I’ve dabbled in all the possible variations and adjustments available for my schedule and dreamed of the impossible ones (where there are simply fewer numbers of things I’m responsible for). Given the parameters of my professional reality, there isn’t a way to change the metaphorical balance sheet of it all; that isn’t what I’m thinking about right now, anyway. I’m thinking about transitions, and how we move ourselves and our attention from one thing to another—not in that frantic algorithmic way that tugs at us, but across the eras of our days. While you might not be skimming centuries and continents in your morning, you might be juggling roles, managed to managing, planning for the future and attending to the urgent present, and those shifts take up their own space. Whether we have space to give them, whether we have any options to make space, they take it all the same.

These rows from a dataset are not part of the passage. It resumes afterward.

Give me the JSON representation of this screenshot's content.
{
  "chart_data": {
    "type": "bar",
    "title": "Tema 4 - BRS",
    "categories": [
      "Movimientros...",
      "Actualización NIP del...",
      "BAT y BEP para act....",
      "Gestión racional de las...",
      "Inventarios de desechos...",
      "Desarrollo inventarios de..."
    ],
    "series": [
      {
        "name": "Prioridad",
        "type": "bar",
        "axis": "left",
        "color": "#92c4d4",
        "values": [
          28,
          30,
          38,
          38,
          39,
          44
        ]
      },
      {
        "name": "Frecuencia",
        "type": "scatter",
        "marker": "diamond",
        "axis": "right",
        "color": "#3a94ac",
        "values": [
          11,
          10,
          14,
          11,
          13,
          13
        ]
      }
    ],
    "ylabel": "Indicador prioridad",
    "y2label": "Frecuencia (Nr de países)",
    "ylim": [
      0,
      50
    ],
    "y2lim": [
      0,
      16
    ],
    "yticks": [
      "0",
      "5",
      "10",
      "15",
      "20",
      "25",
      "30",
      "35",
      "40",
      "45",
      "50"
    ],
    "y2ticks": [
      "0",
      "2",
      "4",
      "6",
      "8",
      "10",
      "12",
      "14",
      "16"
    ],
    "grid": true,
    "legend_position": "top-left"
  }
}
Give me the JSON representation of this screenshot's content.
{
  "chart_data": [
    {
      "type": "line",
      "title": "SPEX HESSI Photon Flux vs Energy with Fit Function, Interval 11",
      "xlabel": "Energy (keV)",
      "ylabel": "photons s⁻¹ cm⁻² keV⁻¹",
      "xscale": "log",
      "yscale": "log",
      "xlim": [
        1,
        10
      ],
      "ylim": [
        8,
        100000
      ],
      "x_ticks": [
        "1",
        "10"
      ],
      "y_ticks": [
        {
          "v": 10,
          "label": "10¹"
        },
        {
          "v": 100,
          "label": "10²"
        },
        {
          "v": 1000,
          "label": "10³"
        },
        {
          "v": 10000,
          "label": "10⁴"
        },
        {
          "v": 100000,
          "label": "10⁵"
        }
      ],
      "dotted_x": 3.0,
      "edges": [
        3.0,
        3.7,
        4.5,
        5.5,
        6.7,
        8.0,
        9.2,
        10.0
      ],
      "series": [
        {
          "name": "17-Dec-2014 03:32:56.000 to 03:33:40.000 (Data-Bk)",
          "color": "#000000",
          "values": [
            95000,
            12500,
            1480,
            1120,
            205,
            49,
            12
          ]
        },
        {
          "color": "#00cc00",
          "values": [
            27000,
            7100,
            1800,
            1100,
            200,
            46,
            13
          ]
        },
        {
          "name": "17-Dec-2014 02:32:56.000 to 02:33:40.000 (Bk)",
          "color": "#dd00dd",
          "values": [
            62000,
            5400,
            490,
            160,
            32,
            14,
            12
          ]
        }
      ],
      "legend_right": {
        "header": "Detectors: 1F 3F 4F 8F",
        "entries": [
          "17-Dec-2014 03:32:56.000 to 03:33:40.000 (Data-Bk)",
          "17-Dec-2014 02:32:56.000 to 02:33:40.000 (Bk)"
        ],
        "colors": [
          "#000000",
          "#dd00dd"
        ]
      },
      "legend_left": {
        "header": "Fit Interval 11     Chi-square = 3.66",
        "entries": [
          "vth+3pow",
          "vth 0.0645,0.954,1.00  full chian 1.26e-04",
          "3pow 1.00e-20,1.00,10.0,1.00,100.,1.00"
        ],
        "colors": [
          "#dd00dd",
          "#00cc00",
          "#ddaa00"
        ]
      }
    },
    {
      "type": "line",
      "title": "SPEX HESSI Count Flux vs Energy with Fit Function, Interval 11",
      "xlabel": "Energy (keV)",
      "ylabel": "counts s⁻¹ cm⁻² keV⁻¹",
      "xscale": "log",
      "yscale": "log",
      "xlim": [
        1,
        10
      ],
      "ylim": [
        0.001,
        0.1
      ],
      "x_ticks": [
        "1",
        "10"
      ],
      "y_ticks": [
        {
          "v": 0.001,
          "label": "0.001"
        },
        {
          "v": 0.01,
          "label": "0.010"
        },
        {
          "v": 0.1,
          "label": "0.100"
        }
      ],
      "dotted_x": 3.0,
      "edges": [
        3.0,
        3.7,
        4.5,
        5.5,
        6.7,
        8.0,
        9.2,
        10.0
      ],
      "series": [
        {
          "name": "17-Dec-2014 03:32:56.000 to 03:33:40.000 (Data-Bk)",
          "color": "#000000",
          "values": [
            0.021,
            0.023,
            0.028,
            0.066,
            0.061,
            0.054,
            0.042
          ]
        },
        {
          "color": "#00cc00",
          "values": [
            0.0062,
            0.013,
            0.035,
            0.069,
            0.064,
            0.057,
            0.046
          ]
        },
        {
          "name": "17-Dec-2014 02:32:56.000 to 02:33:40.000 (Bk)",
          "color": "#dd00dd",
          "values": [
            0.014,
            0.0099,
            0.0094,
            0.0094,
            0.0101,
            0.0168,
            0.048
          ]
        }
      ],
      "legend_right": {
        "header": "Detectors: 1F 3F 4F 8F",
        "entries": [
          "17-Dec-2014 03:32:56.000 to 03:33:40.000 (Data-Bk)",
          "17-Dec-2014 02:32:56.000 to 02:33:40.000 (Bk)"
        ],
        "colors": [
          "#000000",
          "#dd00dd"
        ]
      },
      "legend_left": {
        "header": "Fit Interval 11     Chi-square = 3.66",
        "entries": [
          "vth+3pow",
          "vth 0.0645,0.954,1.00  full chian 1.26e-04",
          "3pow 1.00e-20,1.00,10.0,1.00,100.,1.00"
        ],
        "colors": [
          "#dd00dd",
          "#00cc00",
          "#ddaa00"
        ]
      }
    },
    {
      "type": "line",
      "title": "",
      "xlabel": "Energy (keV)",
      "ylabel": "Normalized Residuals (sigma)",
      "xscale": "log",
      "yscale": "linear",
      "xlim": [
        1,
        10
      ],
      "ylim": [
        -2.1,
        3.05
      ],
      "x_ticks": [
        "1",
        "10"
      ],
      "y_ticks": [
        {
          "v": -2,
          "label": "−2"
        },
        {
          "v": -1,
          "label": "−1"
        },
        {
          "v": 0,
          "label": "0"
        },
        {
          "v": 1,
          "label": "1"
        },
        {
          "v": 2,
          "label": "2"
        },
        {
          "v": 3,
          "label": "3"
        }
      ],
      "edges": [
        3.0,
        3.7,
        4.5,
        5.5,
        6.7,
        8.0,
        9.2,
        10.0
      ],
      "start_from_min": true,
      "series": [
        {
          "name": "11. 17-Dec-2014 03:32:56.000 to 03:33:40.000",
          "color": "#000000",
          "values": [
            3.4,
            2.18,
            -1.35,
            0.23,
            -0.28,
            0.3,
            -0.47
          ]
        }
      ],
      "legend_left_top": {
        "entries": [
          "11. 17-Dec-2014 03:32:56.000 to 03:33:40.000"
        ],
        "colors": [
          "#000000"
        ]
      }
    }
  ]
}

What I’m making: First Breakfast Balls
I’m a dedicated two-breakfast person: one little something to buoy me through the writing time and then something more substantial before the teaching starts or after bouts on the bike, depending on the day. I have made many variations of Bikepacking’s Low-Waste Energy Balls, and these are one of my absolute favorite First Breakfasts because they’re wonderfully customizable. As long as your proportions are very roughly the same (one cup of dates or other sticky dried fruit, 2/3 c oats, 1/3-1/2 c. tasty mix-ins, 3 tbsp some kind of nut/seed butter), they turn out great. The current iteration has almond butter and some speculoos spread, plus hemp seeds, flax seeds, and cashews for texture, to go with the dates & oats core. One batch lasts me about a week if they stay designated as First Breakfast and not Afternoon Distraction. They keep in the fridge for that long, easily.
What I’m reading: Maybe it’s related to the heart of this newsletter this week, but even my reading is a little scattered. I’ve got more than half a dozen books with active bookmarks in them at the moment, not counting the ones I’m re-reading for class preps. The most recent of these indulgent dabbles is with Guy Gavriel Kay’s newest, All the Seas of the World. I’ve never read any GGK before, though people have been telling me to do so for years, so when I was at the library to pick up something else entirely and there it was, looking exceptionally pretty and engrossingly large, it wasn’t hard to bring it to the circ desk, too. So far, the characters have revealed themselves much more slowly than I expected, but the world feels appreciably layered and the characters I have met have complicated and spiky inner lives, which should lead somewher satisfying.
And the Book Fairies keep bringing new treasures. Take a peek at my non-exhaustive “I don’t know when, but please, God, soon” stack:
What I’m writing: I’m chipping away at this revision. I like to think I’m onto mostly the smaller chisels now.